In May of 2001, I became the Freedom Plains Presbyterian Church coordinator for the Dutchess County Coalition for the Homeless Overnight Shelter. The shelter provides temporary, emergency housing for adults who are homeless, based on the simple philosophy that no one should have to sleep on the street. Our church is responsible for the fourth Wednesday of each month. A group of volunteers cook a meal for fifteen people. Two additional volunteers bring the food to the shelter and spend the night, during which time they serve the meal, do laundry, make breakfast, and otherwise take care of the guests.
As coordinator, my most challenging responsibility until September of 2003 was finding volunteers to stay overnight at the shelter, since many adults work on Thursday mornings. I had been fortunate to find volunteers as I could not host overnight until I turned eighteen. I was, however, still able to make a difference in my community. I wrote letters, called church members, spoke about the program at church services, cooked meals, organized donations, wrote church Bulletin and Herald inserts, participated in a training program, and visited the shelter during the day. In September of 2003, the host hours changed from all night to eight to eleven p.m. but the other tasks remain. I have since hosted on three nights with my parents and have had a much easier time finding volunteers.
I have gained a great deal as a result of my involvement with the shelter. I am working to increase awareness of the needs of the men, women, and families who are homeless to our church members and also to my fellow high school students. Last November, I organized a very successful supply drive at my high school and on Thanksgiving eve delivered two van loads of towels, sheets, blankets, pajamas, slippers, and toiletries to the shelter. I hope that my next supply drive will be even more successful.
Many of the shelter guests are the working poor. I have learned that their problems go beyond not having a place to live and include substance abuse problems, mental illness, and past incarcerations. I have realized how sheltered my life has been and that I have taken so many things for granted. I like knowing that I can help people in my city and feel more grateful for the things that I am so lucky to have. I can prove to those older and to myself that I am responsible, can handle a challenge, and can help improve people's lives even though I am just one person, and a teenager at that. I have been raised with the idea that those who have received talents and benefits need to give back. I am lucky to have had and to continue to have experiences that enable me to gain new perspectives and to develop additional skills. I have received so much more than I have given in volunteering in my community.

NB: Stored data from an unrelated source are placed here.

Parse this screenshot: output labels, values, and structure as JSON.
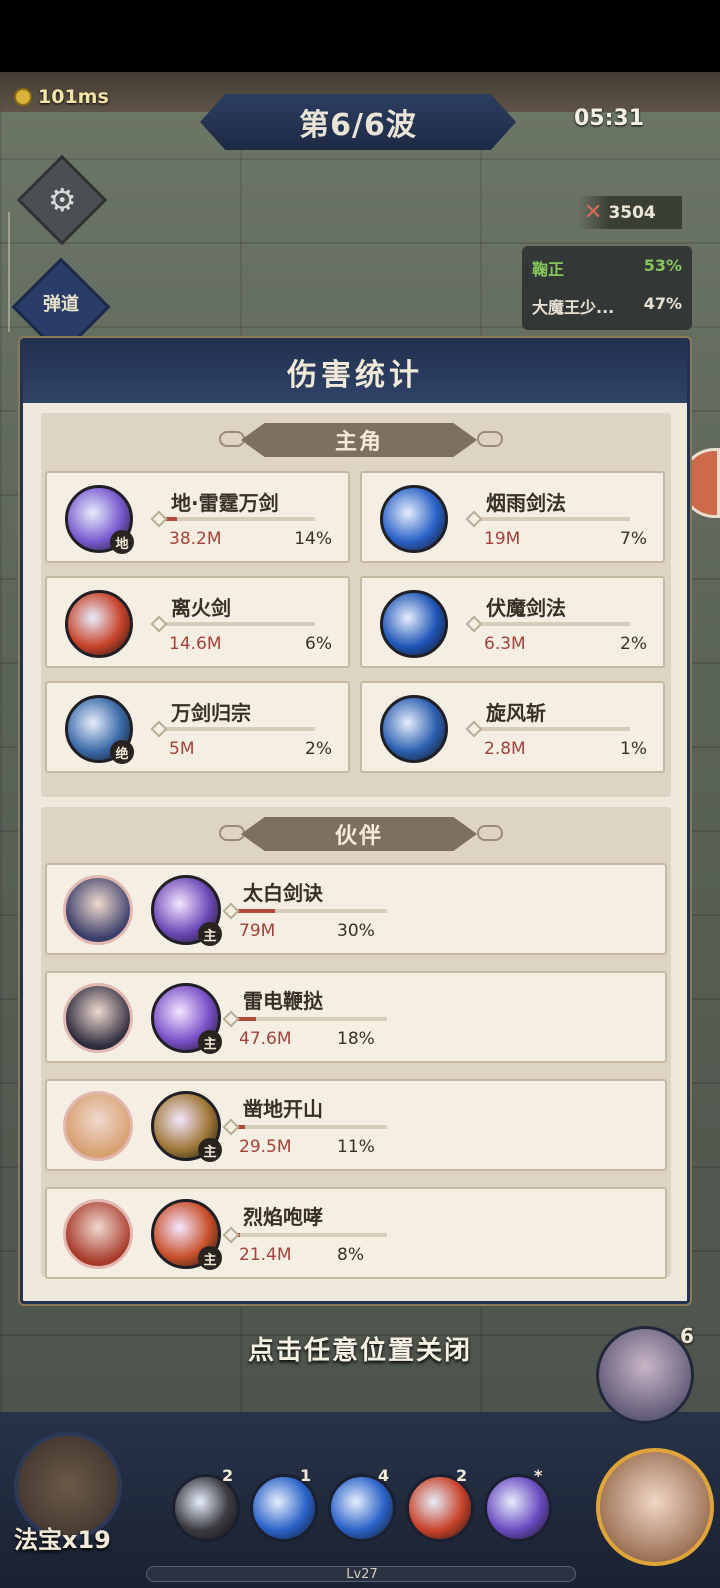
{
  "hud": {
    "ping": "101ms",
    "wave": "第6/6波",
    "timer": "05:31",
    "kills": "3504",
    "settings_icon": "gear-icon",
    "trajectory_label": "弹道",
    "damage_share": [
      {
        "name": "鞠正",
        "percent": "53%"
      },
      {
        "name": "大魔王少...",
        "percent": "47%"
      }
    ]
  },
  "modal": {
    "title": "伤害统计",
    "hero_section": {
      "title": "主角",
      "skills": [
        {
          "name": "地·雷霆万剑",
          "damage": "38.2M",
          "percent": "14%",
          "share": 0.14,
          "tag": "地",
          "color": "#7a5ad0"
        },
        {
          "name": "烟雨剑法",
          "damage": "19M",
          "percent": "7%",
          "share": 0.07,
          "tag": "",
          "color": "#2a62c8"
        },
        {
          "name": "离火剑",
          "damage": "14.6M",
          "percent": "6%",
          "share": 0.06,
          "tag": "",
          "color": "#c8432a"
        },
        {
          "name": "伏魔剑法",
          "damage": "6.3M",
          "percent": "2%",
          "share": 0.02,
          "tag": "",
          "color": "#1f56b8"
        },
        {
          "name": "万剑归宗",
          "damage": "5M",
          "percent": "2%",
          "share": 0.02,
          "tag": "绝",
          "color": "#3b6aa8"
        },
        {
          "name": "旋风斩",
          "damage": "2.8M",
          "percent": "1%",
          "share": 0.01,
          "tag": "",
          "color": "#2c5fb0"
        }
      ]
    },
    "partner_section": {
      "title": "伙伴",
      "partners": [
        {
          "skill": "太白剑诀",
          "damage": "79M",
          "percent": "30%",
          "share": 0.3,
          "tag": "主",
          "avatar_color": "#3a3e6a",
          "skill_color": "#6e4ab8"
        },
        {
          "skill": "雷电鞭挞",
          "damage": "47.6M",
          "percent": "18%",
          "share": 0.18,
          "tag": "主",
          "avatar_color": "#2e2c3e",
          "skill_color": "#7a50c8"
        },
        {
          "skill": "凿地开山",
          "damage": "29.5M",
          "percent": "11%",
          "share": 0.11,
          "tag": "主",
          "avatar_color": "#d8a070",
          "skill_color": "#a07838"
        },
        {
          "skill": "烈焰咆哮",
          "damage": "21.4M",
          "percent": "8%",
          "share": 0.08,
          "tag": "主",
          "avatar_color": "#a83a2a",
          "skill_color": "#c8502a"
        }
      ]
    },
    "close_hint": "点击任意位置关闭"
  },
  "bottom": {
    "treasure_label": "法宝x19",
    "hero_count": "6",
    "level": "Lv27",
    "dock_skills": [
      {
        "count": "2",
        "color": "#3a3a40"
      },
      {
        "count": "1",
        "color": "#2a62c8"
      },
      {
        "count": "4",
        "color": "#2a62c8"
      },
      {
        "count": "2",
        "color": "#c8432a"
      },
      {
        "count": "*",
        "color": "#6a4ac0"
      }
    ]
  }
}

Marisa Kaley attends Wellesley College.
doing well by doing good
There have been a lot of bad essays about the problem of homelessness. This one stands out because it chronicles personal experiences. Not many high school students have the moxie, as author Marisa Kaley did, to step into the role of coordinating a homeless shelter, even if it was only for one night per month. The first two paragraphs skillfully set the scene as the reader realizes only gradually (or perhaps not until the third paragraph) that she has entered a homeless shelter. Says Marisa, "My advice is to have someone you trust proofread the essay. No matter how many times you read it yourself, there will be mistakes that you miss."